I have always had a soft spot for tight ends, many things contribute to this but mostly, there is something exceptional about finding the next breaking out tight end. Something so visceral, it just makes you want to find the next big thing; it started with Kittle, then Andrews, now, well we will see.
In comes Logan Thomas, a 29-year-old, 6-foot 6-inch, 248-pound tight end converted from his drafted position quarterback. Recently signed this off-season by the Washington Football Team (WFT) he quickly solidified himself as the top tight end, besting NFL journeyman Jeremy Sprinkle. Camp reports were glowing about Logan Thomas, most including myself were concerned for a variety of reasons.
Thomas converted from a quarterback back on November 30, 2016 and spent two years with the Buffalo Bills (2017/2018) starting 5 games. In those two seasons he had 19 receptions for 142 yards and 1 touchdown. The 2019 season Thomas signed with the Detroit Lions starting three games, getting 173 yards on 16 receptions and a touchdown. Over those last three years his average yards per reception was 9.1, his catch percentage was 64.8 and he was averaging 5.9 targets a game. That is the entire career of Logan Thomas as a tight end, which as you can tell has led many off his scent of a breakout campaign.
Thomas’s adjusted profile now as a tight end looks impressive from an athletic profile standpoint. Per Playerprofiler.com Thomas had a speed score of 112.1 (91st percentile), a burst score of 121.1 (71st percentile) and an agility score of 11.23 (87th percentile). As we have outlined before, athleticism is not the end all for a fantasy relevant tight end, but it certainly helps to have an athletic tight end. These numbers are very promising especially when you accompany his exceptional height and weight.
Thomas has the qualities you want to see in a potential breakout tight end, but does he meet the criteria we laid out for the Chris Herndon article as a potential breakout.
1. Is this player in the top-3 in the team’s hierarchy of targets?
2. Does this player fit in the predictive measure of success model (PMOS)?

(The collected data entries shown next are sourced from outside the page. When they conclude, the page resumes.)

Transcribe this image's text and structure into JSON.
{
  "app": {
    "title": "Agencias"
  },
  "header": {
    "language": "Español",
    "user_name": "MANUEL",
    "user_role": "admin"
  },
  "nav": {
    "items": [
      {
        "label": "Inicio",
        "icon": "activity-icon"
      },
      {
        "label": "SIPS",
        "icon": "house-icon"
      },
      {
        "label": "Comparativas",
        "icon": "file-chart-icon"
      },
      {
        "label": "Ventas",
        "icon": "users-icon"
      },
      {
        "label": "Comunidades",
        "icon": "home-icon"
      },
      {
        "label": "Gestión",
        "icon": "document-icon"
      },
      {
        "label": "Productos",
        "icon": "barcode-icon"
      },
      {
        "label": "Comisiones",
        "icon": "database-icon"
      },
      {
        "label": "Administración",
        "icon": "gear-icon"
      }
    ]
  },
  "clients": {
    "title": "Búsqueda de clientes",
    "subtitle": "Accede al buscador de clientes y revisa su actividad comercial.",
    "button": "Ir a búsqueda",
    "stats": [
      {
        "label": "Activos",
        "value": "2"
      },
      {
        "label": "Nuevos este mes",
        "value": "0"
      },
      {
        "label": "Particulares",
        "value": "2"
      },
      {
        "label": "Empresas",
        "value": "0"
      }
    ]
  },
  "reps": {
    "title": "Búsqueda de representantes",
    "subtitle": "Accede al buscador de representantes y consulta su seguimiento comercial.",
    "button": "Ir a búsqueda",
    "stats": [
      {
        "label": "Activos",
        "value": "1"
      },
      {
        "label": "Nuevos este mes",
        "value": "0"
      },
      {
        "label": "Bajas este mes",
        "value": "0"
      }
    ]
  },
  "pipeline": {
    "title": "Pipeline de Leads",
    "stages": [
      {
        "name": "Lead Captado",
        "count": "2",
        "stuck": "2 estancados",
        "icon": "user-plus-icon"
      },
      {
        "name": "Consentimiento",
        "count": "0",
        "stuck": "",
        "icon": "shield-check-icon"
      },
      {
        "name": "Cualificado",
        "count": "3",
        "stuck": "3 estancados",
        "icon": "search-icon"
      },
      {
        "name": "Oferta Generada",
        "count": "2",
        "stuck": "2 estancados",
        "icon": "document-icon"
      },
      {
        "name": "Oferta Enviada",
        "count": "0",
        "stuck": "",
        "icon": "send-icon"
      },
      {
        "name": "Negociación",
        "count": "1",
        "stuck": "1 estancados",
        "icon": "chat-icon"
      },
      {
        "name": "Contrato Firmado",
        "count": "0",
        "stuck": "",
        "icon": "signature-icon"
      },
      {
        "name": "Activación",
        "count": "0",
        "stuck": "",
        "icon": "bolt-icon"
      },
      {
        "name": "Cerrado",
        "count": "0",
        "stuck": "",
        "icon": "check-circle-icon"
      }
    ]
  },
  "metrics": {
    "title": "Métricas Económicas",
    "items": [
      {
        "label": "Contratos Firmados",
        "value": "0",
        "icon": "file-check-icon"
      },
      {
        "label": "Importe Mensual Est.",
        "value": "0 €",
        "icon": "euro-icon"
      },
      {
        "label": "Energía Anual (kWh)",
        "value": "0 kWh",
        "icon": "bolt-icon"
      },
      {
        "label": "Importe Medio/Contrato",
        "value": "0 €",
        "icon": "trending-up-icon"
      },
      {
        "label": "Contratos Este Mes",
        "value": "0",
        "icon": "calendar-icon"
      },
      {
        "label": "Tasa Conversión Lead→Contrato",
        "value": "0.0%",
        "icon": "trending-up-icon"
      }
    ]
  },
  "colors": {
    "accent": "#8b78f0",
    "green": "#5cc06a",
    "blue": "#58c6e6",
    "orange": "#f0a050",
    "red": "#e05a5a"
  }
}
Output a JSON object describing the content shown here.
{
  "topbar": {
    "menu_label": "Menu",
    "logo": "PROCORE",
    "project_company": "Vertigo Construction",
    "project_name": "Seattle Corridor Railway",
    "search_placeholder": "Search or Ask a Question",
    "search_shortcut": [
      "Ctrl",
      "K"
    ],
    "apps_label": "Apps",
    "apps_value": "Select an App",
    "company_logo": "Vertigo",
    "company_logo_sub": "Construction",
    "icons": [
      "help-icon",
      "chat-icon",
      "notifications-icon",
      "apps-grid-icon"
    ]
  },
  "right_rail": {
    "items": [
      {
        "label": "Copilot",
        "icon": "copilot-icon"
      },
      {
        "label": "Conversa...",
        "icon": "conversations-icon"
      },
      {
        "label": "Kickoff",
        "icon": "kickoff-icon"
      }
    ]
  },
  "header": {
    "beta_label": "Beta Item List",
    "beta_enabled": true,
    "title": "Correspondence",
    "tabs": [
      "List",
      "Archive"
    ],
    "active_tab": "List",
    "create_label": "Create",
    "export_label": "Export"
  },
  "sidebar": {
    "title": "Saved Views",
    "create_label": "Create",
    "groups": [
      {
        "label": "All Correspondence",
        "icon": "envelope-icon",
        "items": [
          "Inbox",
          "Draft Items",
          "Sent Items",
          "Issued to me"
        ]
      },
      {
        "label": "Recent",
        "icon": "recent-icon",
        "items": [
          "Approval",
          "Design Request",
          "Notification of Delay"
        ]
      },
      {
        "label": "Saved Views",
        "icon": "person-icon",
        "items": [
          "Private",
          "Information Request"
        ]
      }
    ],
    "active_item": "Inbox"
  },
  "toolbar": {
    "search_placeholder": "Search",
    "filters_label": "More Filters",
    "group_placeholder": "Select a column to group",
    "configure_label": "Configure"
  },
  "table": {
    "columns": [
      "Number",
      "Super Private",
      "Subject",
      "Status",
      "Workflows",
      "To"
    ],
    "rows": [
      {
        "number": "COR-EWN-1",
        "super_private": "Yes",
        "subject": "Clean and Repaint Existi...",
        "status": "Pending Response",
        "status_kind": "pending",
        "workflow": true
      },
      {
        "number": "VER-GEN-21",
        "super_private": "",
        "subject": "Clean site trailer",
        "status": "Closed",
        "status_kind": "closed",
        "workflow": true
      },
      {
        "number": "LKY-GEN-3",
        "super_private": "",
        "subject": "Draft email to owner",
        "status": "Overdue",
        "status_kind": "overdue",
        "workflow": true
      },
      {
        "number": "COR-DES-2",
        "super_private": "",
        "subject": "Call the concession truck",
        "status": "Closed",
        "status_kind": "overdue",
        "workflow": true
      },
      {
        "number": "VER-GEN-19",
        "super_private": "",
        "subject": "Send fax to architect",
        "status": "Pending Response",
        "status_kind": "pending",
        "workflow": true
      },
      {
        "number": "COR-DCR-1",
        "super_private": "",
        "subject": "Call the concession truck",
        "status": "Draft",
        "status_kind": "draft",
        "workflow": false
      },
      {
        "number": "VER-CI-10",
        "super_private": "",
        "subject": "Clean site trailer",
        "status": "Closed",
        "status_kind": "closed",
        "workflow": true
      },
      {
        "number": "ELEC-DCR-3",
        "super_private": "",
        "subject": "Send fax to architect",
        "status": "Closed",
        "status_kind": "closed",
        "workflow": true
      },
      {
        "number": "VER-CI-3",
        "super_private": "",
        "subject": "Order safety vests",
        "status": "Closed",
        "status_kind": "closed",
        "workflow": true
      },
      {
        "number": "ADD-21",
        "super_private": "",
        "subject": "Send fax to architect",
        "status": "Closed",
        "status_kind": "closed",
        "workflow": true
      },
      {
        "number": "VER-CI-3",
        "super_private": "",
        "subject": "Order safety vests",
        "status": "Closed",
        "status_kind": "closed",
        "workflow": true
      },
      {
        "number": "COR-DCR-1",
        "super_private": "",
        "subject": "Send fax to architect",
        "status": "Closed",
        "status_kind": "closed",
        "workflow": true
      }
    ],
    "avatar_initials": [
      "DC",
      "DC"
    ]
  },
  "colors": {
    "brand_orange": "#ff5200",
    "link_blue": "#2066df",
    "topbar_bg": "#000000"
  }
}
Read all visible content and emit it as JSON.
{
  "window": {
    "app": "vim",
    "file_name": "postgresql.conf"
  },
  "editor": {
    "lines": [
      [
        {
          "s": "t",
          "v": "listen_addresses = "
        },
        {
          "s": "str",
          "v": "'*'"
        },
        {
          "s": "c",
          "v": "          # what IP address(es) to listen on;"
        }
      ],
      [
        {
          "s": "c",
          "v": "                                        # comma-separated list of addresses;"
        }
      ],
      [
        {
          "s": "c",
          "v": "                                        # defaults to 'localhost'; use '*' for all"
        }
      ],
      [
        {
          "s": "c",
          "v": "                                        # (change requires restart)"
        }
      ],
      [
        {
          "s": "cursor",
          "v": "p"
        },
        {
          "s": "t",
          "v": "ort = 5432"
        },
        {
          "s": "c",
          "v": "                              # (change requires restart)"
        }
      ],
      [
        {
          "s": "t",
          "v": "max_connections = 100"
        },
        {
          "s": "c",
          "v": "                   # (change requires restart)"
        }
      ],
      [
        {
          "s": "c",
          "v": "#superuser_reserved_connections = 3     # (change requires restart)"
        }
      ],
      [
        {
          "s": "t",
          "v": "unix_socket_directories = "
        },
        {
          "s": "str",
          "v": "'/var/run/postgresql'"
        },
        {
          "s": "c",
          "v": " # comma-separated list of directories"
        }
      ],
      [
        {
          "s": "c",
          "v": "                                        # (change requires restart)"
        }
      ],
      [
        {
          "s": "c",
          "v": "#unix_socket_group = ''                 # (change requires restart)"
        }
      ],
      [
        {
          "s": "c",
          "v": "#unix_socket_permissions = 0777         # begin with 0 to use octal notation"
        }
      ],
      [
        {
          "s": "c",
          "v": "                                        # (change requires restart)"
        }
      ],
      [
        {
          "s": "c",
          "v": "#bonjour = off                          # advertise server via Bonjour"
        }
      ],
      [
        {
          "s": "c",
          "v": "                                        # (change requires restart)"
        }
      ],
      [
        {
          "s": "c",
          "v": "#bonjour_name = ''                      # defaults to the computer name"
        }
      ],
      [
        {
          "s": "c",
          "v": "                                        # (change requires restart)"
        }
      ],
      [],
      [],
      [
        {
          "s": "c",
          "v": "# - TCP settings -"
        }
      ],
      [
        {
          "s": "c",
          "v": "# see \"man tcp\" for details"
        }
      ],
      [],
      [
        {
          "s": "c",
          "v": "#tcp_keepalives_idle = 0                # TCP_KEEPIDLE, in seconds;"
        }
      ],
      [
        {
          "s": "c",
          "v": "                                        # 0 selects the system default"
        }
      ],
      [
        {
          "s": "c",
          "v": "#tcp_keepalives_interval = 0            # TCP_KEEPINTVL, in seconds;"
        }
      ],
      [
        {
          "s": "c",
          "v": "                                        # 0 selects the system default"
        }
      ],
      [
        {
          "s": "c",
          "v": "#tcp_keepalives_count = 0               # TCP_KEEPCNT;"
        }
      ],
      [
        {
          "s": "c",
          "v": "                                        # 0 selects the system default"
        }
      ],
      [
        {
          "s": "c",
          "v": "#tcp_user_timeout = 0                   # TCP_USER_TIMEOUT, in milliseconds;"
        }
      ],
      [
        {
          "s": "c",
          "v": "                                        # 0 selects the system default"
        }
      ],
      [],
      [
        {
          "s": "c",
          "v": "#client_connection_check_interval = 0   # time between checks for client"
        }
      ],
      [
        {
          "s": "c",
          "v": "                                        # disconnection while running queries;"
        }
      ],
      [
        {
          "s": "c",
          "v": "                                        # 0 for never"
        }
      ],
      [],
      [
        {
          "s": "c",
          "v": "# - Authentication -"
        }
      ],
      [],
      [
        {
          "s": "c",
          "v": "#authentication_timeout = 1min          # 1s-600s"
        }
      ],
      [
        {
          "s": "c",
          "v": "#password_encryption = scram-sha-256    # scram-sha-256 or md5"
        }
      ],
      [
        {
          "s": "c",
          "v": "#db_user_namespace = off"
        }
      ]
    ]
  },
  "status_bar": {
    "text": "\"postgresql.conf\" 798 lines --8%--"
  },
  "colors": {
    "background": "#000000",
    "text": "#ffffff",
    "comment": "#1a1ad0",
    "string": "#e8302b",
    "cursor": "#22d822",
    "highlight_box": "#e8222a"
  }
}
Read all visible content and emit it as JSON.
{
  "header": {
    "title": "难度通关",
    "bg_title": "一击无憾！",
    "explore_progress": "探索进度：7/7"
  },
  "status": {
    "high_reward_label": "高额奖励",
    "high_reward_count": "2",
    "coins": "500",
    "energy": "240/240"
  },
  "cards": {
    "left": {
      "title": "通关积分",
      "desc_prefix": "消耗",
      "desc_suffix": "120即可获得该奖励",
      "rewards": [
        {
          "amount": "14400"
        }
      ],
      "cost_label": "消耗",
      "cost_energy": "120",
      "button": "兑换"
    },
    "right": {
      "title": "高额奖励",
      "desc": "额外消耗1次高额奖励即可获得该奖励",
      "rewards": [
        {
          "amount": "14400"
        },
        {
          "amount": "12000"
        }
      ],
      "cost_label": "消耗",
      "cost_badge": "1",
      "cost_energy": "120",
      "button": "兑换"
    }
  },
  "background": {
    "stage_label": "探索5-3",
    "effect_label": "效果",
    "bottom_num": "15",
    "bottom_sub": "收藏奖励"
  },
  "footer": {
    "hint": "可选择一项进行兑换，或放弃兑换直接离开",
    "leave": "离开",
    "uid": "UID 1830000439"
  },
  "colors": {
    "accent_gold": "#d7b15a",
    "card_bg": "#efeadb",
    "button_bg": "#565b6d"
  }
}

3. Does the player project for a snap share of 70% or for a 100-target season?
4. Is this player efficient with his targets?
Luckily, we have a game to help with some of these questions, the WFT beat the Eagles 27-17. Thomas helped contribute 6 of those 27 points. Thomas was the most targeted player week one with 8 targets converting that into four receptions, 37 yards and a Touchdown. He Averaged 9.2 yards per catch with his catch rate at a flat 50%. Clearly this is an incredibly small sample size but the main sticky factors to me are his targets, his YPR (yards per reception) and the fact he was targeted in the red zone and converted.
Logan Thomas ranked #3 for most yards and #1 in most targets, assuming this keeps up Thomas will fit nicely in the top three of the target hierarchy. Without any college collegiate work, Thomas’s PMOS is not very stable but his athletic profile would rank him well if the model dated that far back; we can call this a push. Thomas had a snap percentage of 74 week 1, and if you expand his targets per-game he is looking to be around 102 targets for this full year; another check for Thomas. Thomas’s efficiency is a tricky answer, he had a catch percentage of 50% but he was averaging 9.2 yards per catch. I think it is a fair assumption that his catch percentage will only increase as he grows into the tight end role. Even if he makes it to his ‘career’ average his season line be: 106 targets/67 receptions/617 yards/7 touchdowns/10.67 fantasy points per game (ppr). I would call this a tentative yes for the last criteria.
Thomas has a current ownership of 0.5% in ESPN leagues. If I had to guess most people will be preoccupied with other positional breakouts and not focused on the often-overlooked Washington Football Team. Thomas marks three of the four indicators with a solid week 1. The light is green for Thomas, get him now before you have to spend up to get him.